Bürgerwissenschaft: Verloren geglaubte Pflanzenarten dank des Internets wiederentdeckt
Wenn man seltene Pflanzen untersuchen will, musste man bisher meist entweder eine beschwerliche Expedition unternehmen oder auf die wenigen Exemplare zurückgreifen, die irgendwann einmal gesammelt und in einem Herbarium konserviert wurden. Dann erfährt man aber nur wenig darüber, ob und wo die Art heute noch natürlicherweise vorkommt – wichtige Informationen nicht nur für die wissenschaftliche Beschreibung, sondern auch für den Schutz bedrohter Arten.
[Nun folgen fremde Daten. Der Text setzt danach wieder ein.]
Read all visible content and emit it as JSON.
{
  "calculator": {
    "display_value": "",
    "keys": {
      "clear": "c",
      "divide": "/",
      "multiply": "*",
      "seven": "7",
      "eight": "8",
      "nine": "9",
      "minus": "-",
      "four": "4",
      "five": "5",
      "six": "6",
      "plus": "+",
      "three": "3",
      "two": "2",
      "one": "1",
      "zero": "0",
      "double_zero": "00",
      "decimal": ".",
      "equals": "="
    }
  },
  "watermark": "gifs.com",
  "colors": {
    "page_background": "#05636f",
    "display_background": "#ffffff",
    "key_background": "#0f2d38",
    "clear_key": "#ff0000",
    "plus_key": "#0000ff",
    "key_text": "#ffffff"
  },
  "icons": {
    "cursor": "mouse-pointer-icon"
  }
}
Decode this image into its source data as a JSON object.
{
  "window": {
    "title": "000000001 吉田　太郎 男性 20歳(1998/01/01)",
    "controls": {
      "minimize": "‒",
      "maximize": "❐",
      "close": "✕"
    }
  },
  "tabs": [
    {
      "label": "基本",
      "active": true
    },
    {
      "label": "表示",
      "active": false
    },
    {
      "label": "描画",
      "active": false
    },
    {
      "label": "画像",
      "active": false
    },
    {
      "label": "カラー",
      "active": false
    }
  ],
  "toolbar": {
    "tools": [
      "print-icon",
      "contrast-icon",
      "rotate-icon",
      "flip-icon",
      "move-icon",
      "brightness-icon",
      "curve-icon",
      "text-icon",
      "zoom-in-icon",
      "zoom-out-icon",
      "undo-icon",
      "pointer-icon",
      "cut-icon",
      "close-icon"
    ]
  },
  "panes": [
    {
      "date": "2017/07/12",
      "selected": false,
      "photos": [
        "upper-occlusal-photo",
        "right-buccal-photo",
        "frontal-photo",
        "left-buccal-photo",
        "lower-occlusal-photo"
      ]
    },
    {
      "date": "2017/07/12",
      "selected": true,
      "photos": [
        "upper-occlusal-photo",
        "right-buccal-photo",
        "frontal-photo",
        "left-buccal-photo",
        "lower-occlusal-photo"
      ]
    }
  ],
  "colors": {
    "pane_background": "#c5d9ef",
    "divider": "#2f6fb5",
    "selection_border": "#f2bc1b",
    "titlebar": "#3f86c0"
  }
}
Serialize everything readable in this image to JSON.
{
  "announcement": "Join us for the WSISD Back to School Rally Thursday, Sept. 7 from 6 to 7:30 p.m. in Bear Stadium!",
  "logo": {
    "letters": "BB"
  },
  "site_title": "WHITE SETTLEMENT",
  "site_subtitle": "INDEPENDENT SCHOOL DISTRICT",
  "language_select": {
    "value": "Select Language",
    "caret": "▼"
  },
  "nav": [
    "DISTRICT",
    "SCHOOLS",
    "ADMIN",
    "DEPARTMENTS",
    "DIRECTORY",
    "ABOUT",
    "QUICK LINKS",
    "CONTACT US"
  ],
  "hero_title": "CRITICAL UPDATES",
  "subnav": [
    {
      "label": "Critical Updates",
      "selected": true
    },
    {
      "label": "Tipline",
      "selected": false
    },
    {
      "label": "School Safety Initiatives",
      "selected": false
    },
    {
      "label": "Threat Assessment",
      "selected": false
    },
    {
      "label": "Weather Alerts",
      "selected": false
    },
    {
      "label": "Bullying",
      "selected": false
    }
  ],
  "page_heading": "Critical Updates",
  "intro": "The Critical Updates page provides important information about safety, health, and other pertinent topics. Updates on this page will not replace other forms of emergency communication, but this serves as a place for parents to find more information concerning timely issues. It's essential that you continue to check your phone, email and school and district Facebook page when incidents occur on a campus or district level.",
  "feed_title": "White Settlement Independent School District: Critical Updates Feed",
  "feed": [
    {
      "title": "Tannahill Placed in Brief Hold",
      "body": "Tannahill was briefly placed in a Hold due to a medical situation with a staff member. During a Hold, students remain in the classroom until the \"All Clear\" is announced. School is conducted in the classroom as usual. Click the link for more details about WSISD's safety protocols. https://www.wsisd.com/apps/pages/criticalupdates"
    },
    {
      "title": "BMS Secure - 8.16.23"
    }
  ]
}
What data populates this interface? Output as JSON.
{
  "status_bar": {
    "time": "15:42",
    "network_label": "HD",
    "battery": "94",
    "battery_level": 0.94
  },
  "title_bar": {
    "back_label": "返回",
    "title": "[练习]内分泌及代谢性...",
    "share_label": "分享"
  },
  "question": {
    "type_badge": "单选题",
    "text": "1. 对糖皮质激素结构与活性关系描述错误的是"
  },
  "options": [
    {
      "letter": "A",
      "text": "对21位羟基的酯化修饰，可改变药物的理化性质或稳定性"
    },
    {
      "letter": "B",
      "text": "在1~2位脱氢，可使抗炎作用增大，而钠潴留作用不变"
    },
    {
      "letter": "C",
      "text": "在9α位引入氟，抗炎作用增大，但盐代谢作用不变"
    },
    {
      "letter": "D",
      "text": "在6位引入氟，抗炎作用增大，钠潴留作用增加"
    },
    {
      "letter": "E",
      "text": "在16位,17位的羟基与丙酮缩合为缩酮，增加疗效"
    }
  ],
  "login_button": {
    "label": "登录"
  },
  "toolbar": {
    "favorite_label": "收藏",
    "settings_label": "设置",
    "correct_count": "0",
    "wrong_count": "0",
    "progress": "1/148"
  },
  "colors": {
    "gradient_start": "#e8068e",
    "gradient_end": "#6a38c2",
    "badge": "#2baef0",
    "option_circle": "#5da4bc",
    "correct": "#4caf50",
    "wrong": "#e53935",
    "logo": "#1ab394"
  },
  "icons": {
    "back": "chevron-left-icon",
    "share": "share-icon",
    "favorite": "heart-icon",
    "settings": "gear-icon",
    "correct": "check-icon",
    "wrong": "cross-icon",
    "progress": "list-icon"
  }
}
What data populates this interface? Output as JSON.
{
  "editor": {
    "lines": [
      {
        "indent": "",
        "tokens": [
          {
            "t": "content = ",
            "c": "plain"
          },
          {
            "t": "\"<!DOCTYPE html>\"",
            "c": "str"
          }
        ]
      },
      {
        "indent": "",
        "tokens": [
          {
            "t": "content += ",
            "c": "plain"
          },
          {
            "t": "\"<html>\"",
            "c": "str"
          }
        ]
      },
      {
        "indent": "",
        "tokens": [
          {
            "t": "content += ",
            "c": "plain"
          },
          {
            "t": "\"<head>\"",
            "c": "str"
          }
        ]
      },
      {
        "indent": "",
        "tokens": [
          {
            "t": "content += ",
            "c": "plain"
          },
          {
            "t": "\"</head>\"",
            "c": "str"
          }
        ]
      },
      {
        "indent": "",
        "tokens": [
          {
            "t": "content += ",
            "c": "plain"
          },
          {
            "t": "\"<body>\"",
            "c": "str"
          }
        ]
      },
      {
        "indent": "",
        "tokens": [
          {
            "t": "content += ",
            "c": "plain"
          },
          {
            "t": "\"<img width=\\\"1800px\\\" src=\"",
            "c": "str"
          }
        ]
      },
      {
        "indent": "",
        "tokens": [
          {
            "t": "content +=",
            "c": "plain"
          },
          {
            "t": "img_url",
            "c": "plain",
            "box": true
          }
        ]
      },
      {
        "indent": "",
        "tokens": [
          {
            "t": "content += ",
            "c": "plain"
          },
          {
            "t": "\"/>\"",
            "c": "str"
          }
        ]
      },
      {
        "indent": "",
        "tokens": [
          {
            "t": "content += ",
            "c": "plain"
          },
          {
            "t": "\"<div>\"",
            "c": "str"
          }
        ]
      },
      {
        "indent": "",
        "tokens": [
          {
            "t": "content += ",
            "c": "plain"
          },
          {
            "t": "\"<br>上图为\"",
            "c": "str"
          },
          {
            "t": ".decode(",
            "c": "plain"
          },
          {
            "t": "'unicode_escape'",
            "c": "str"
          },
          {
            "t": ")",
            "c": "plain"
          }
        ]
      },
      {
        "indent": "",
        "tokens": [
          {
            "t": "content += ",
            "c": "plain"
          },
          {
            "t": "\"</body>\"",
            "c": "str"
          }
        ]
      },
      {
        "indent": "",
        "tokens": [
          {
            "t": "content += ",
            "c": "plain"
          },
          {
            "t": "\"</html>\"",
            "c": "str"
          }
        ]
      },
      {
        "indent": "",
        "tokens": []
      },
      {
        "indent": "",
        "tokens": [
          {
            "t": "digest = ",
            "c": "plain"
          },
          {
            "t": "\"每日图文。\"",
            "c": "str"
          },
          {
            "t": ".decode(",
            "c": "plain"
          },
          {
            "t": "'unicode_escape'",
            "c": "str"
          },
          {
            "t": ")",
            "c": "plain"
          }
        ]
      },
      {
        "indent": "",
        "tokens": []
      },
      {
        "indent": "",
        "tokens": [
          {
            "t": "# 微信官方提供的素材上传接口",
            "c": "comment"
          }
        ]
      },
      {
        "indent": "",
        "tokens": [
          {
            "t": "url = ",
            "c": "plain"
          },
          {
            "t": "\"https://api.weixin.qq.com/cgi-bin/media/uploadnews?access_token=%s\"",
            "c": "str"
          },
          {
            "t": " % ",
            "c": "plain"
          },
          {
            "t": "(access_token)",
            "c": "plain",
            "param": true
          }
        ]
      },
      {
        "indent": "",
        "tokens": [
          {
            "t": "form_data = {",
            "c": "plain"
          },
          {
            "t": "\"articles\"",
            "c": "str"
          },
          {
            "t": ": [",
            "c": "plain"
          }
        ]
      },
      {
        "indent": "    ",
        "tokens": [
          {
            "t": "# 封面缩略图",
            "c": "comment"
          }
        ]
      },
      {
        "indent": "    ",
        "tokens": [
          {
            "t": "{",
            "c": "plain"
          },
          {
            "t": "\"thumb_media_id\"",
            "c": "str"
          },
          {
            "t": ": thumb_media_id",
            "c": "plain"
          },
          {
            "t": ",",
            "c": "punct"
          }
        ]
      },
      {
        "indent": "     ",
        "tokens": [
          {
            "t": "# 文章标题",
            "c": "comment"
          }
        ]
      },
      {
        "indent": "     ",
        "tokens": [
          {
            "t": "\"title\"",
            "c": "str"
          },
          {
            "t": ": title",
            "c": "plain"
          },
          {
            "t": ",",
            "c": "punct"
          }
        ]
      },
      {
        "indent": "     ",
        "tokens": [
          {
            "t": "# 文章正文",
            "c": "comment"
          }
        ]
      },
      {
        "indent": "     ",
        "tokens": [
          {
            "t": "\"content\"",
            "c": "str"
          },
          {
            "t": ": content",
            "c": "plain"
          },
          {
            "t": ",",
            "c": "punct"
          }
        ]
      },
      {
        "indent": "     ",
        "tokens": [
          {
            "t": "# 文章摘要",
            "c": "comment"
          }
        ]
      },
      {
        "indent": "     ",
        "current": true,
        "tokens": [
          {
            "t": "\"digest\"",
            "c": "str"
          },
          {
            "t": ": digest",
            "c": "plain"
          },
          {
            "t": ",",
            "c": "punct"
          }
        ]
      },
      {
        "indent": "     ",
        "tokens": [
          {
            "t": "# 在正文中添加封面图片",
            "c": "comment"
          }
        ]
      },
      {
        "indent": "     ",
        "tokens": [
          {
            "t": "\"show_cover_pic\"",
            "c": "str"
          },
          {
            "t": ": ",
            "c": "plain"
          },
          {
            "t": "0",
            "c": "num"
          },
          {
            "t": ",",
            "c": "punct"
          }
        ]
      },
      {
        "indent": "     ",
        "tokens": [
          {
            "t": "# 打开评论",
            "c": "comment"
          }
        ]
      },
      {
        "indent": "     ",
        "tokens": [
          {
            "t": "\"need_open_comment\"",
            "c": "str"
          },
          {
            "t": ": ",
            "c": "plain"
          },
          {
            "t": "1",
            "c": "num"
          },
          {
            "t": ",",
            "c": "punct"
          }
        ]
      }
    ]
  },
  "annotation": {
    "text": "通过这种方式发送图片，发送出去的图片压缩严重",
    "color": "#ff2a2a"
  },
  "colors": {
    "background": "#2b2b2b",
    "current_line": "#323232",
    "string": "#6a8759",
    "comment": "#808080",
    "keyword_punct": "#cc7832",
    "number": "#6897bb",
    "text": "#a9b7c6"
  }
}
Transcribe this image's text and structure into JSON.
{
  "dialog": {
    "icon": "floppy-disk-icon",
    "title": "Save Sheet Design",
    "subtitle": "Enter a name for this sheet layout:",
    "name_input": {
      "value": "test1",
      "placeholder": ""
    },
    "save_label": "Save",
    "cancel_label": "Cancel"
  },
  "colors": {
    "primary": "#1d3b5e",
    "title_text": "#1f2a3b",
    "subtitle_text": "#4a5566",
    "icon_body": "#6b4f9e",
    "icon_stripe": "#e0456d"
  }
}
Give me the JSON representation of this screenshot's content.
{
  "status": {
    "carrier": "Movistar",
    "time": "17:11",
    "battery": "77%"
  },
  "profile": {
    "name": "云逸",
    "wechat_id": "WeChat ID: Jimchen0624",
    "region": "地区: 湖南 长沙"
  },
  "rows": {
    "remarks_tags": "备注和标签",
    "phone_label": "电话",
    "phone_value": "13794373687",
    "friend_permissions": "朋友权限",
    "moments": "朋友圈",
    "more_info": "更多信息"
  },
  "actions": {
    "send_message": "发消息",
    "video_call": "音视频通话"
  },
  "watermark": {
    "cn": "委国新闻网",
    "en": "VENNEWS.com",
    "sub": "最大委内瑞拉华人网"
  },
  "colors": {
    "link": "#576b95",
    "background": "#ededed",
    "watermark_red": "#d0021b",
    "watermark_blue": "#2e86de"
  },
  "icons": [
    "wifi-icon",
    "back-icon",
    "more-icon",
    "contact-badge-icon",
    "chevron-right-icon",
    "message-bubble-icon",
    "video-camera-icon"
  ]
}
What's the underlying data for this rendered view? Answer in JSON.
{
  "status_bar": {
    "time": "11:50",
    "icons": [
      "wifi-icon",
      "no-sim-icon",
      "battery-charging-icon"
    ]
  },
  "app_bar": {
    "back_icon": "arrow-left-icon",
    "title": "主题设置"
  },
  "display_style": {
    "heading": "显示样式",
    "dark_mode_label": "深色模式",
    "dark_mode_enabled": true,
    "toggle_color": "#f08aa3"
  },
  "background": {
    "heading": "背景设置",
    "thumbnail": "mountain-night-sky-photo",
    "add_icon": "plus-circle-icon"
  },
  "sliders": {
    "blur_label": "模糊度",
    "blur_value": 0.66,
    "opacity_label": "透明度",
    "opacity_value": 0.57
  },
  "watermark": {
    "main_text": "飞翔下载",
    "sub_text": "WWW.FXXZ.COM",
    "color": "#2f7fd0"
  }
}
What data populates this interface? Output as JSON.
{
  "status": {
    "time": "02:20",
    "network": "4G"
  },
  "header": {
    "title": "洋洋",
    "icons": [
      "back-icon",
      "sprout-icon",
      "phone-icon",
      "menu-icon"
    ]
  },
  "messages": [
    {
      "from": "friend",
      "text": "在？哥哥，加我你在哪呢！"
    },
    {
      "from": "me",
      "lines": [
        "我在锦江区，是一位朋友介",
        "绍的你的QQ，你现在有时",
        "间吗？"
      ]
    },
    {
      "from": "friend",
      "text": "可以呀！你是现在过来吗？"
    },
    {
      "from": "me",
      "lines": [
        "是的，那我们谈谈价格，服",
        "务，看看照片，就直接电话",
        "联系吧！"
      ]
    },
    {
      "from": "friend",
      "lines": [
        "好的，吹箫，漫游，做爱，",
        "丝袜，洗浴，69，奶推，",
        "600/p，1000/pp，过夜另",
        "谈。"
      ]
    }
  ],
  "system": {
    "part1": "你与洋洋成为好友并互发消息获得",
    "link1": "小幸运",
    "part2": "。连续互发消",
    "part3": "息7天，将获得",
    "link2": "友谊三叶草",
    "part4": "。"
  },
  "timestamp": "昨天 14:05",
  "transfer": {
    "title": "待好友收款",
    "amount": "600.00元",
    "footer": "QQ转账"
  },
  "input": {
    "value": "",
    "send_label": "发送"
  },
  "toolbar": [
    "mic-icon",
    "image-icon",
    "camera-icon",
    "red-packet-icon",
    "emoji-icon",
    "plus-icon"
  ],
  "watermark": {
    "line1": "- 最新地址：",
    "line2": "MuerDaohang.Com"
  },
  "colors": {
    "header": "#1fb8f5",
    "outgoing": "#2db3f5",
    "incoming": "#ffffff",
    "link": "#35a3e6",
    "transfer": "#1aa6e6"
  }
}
Nun hat eine Forschungsgruppe sich die Arbeit erleichtert und vermeintlich verlorene Pflanzen wiederentdeckt, indem sie die Vorzüge des Internets genutzt hat.
Im Netz gibt es nicht bloß immer mehr digitalisierte Herbarien, sondern außerdem massenhaft naturbegeisterte Laien. Man muss nicht mehr wie der Universalgelehrte Alexander von Humboldt mühsam durch die Tropen stapfen, sondern kann von den Menschen profitieren, die das freiwillig tun und ihre Beobachtungen verschiedenster Lebewesen dokumentieren.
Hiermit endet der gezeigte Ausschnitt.